Figure 4. (a):Line chart of patients for all areas. Horizontal axis represents date. Vertical axis represents the number of patients normalized by the number of patients in non epidemic day. This was approximated by taking the average of 5 to 20 percentile median for each area. (b):Same chart as (a) with smoothed lines. (c):Same chart as (b) with further smoothed lines.

From Figure 4, although it is not possible to see any temporal differences by simply plotting the actual data on to a line chart, shown in (a), by utilizing our smoothing function we can easily observe that areas such as Lebanon, Venezuela, and Saudi Arabia did not have as a significant growth in number of patients as other areas such as Aleppo, Karachi, Nairobi, and Yemen.

Throughout the analysis, we do not find significant differences between areas in their recovery ability. However, in Figure 3 (blue vertical lines), we can observe that the DP values of almost all areas start to decrease from May 30th. This significant decrease, in our opinion, indicates that people might have found a new way to treat the disease around that time.

Anomalies :

In Figure 1, there are several spikes of high mortality rates (circled in green). These spikes can also be seen in Figure 2 and 3. Due to the irregularity and its extraordinary high value, we consider these spikes may emerge from forged data.

Figure 5. Stack graphs of DP data of all symptoms. In this graph, the key symptoms of the disease are not highlighted.

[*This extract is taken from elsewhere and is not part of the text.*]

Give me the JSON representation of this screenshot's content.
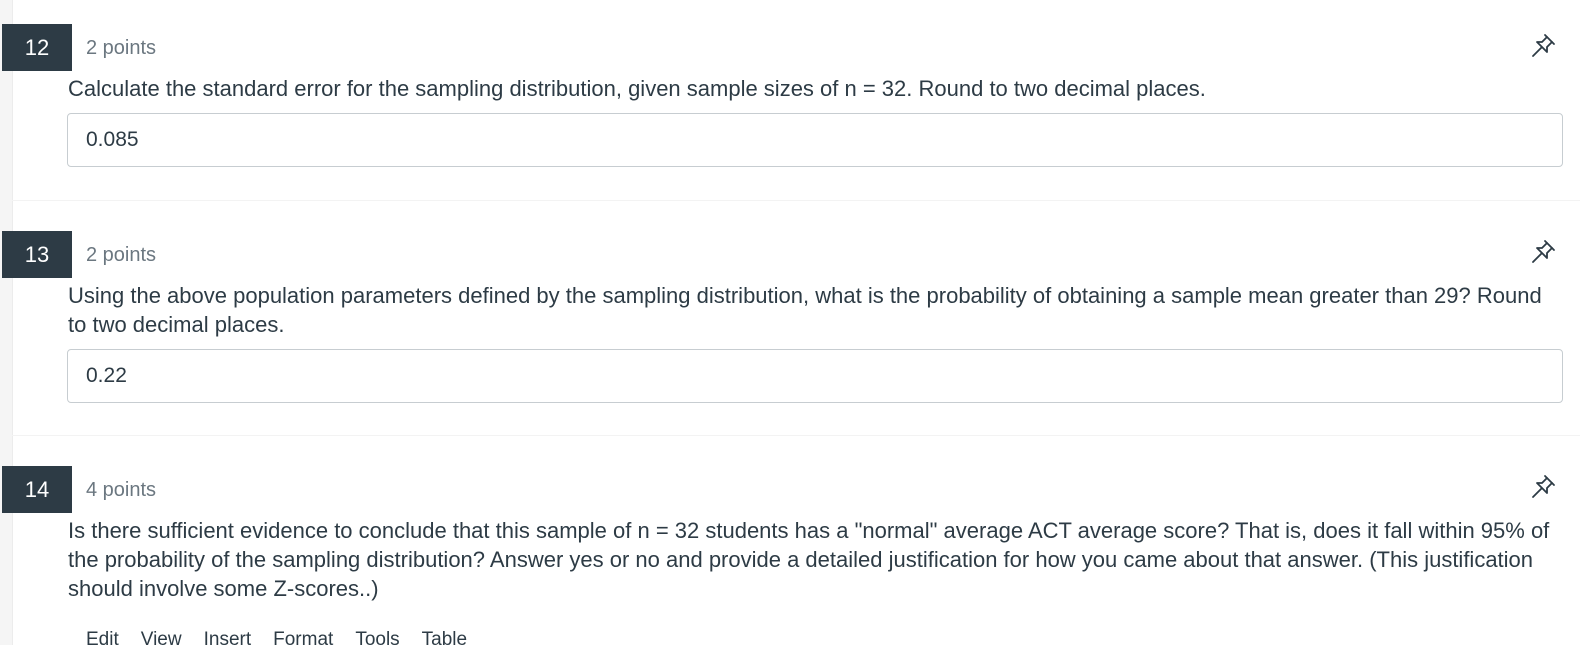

Figure 5 shows the stack graphs of the DP data for all symptoms. From Figure 5, we can observe many symptoms' DP values rise during the period of the epidemic. This indicates that the patients that were hospitalized by other miscellaneous symptoms also risked a higher mortality rate than usual. Not only that, but also we can observe symptoms with the key word "VAGINAL" highlighted in many of these graphs. By investigating the symptoms such as "VAGINAL BLEEDING", we are convinced that these symptoms have a good chance of being strongly associated with HIV patients. Assuming this is true, Figure 5 also conveys the vulnerability of HIV patients against the disease, and the population of them within different areas.